How do manage your time between writing and relationships? Aside from the hours of just you and your computer (not to mention meetings, phone calls, and more meetings), how do you find time for significant others?
I just broke up with a nice girl because I couldn’t make enough time for the relationship. I felt guilty every hour I spent not writing and when I got a free moment, my first thought was writing when it should have been my relationship. How can a writer remain prolific and not estrange him/herself from people? Can the two worlds coexist and if so how?
I don’t want to end up sad and lonely but at the same time I’m unable to compromise my strong work ethic to make time for new relationships (it’s hard enough maintaining the existing ones!)
Los Angeles, CA
Unless you work at Wendy’s, it’s always tough balancing a career and a relationship. What’s even harder is balancing three things: a day job, a relationship, and the writing career you’d like to have. So the first thing I’d say is, accept that one of these three things isn’t going to get all the attention he/she/it deserves.

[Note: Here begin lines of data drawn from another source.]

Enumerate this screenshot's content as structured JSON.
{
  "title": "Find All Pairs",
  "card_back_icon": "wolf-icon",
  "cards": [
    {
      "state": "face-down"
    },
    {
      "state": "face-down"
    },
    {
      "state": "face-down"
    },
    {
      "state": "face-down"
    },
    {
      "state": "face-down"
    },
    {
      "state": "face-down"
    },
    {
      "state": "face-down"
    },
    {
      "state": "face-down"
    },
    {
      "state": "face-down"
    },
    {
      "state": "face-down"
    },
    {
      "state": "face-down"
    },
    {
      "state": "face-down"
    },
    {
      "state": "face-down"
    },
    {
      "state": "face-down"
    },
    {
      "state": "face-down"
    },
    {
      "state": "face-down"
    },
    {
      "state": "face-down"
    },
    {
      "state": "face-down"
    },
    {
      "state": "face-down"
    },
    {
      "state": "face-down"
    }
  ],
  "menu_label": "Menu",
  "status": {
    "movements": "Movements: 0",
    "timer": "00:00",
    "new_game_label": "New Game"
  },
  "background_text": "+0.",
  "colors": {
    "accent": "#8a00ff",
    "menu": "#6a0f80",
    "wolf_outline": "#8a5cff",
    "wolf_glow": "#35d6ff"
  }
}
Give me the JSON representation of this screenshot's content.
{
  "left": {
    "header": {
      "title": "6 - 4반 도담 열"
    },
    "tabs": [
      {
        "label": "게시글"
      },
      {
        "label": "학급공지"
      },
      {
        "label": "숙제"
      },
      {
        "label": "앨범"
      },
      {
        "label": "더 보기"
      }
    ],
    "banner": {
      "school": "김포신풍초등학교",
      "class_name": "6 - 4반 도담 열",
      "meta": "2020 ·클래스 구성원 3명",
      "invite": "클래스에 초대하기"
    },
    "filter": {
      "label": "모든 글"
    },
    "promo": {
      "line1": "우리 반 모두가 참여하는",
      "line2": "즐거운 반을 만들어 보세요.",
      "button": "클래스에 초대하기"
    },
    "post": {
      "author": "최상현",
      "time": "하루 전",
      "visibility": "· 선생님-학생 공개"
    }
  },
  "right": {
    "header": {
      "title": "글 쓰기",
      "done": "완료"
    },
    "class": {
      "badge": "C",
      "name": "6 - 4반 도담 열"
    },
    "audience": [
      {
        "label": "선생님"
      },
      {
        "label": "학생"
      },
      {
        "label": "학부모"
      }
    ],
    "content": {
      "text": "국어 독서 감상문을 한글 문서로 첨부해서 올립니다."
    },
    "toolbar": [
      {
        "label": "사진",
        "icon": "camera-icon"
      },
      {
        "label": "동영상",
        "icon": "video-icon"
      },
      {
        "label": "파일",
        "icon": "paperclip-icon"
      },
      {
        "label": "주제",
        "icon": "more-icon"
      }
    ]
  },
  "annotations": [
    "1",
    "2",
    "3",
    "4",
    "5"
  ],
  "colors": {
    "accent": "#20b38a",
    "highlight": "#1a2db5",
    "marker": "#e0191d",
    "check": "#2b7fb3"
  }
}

These days, I mostly work from 9 a.m. to 6 p.m., Monday through Friday. Sometimes I have phone calls after hours or on weekends, and occasionally I’ll have to fly to London on five hours’ notice. I get up two or three times a night to jot down things that pop in my head, and I’m always borrowing my partner’s Treo to text-message myself some snippet of dialogue overheard at a party. But from outward appearances, I have a pretty normal working life. So, living with John August the screenwriter isn’t any more difficult than living with John August the attorney would be. That’s a luxury of being able to write as a career.
Back when I was working as an assistant, and writing at night, I had a lot less “free” time. I didn’t go out much. I stayed in on Friday nights and rewrote. I didn’t date a hell of a lot, either. I made a conscious choice to buckle down and get some scripts written. In the end, both work and relationship turned out well, so I guess it worked.
But I’m not sure it was the smartest choice, given my situation at the time. Many writers take ten years before they meet with any real success, and if I’d continued to put writing above relationships, I’d be a sadder, lonelier guy today.
For you, Michael, the better choice might be to stake out some Non-Writing Time, when you deliberately and guiltlessly do the things normal people do, including dating, parties, and watching your sweetheart’s favorite show even though you don’t particularly care for it. Once you specifically block off some Us time, it’s easier to set aside the ten or so hours a week you need for your writing. And if she can’t live with that, well, she can’t live with a writer. Better to know it now.
On a related note, make sure you’re not using your strong work ethic as an excuse to avoid social interaction. Writers are notorious hermits, and that can be dangerous.
During my writing-at-night era, I didn’t go out much at all, but the times I did were often revelatory. An example: I remember meeting Trey Parker at Three of Clubs in Hollywood in either 1994 or 95. Although I’ve never spoken to him since, I know it was him, because this guy was also from Colorado, and he corrected me when I called him Troy. Twice. He told me that he and a friend were making this video Christmas card for a guy at MTV. I felt kind of bad for him, because it seemed like he was kind of struggling.
Of course, that video Christmas card was the original South Park, and he and Matt Stone became successful zillionaires. Seeing the first South Park, I felt some envy, sure, but more importantly I felt inspiration: this guy I met a year ago is now making this kick-ass show. If he can do it, well, maybe I can too.
Obviously, my life didn’t turn on one chance meeting at a bar. But the sum total of all these little incidents really do add up. So whether it’s drinking, dating, or relationship drama, make sure you’re out there experiencing actual life. It will make you a better writer, as well as a more-interesting person.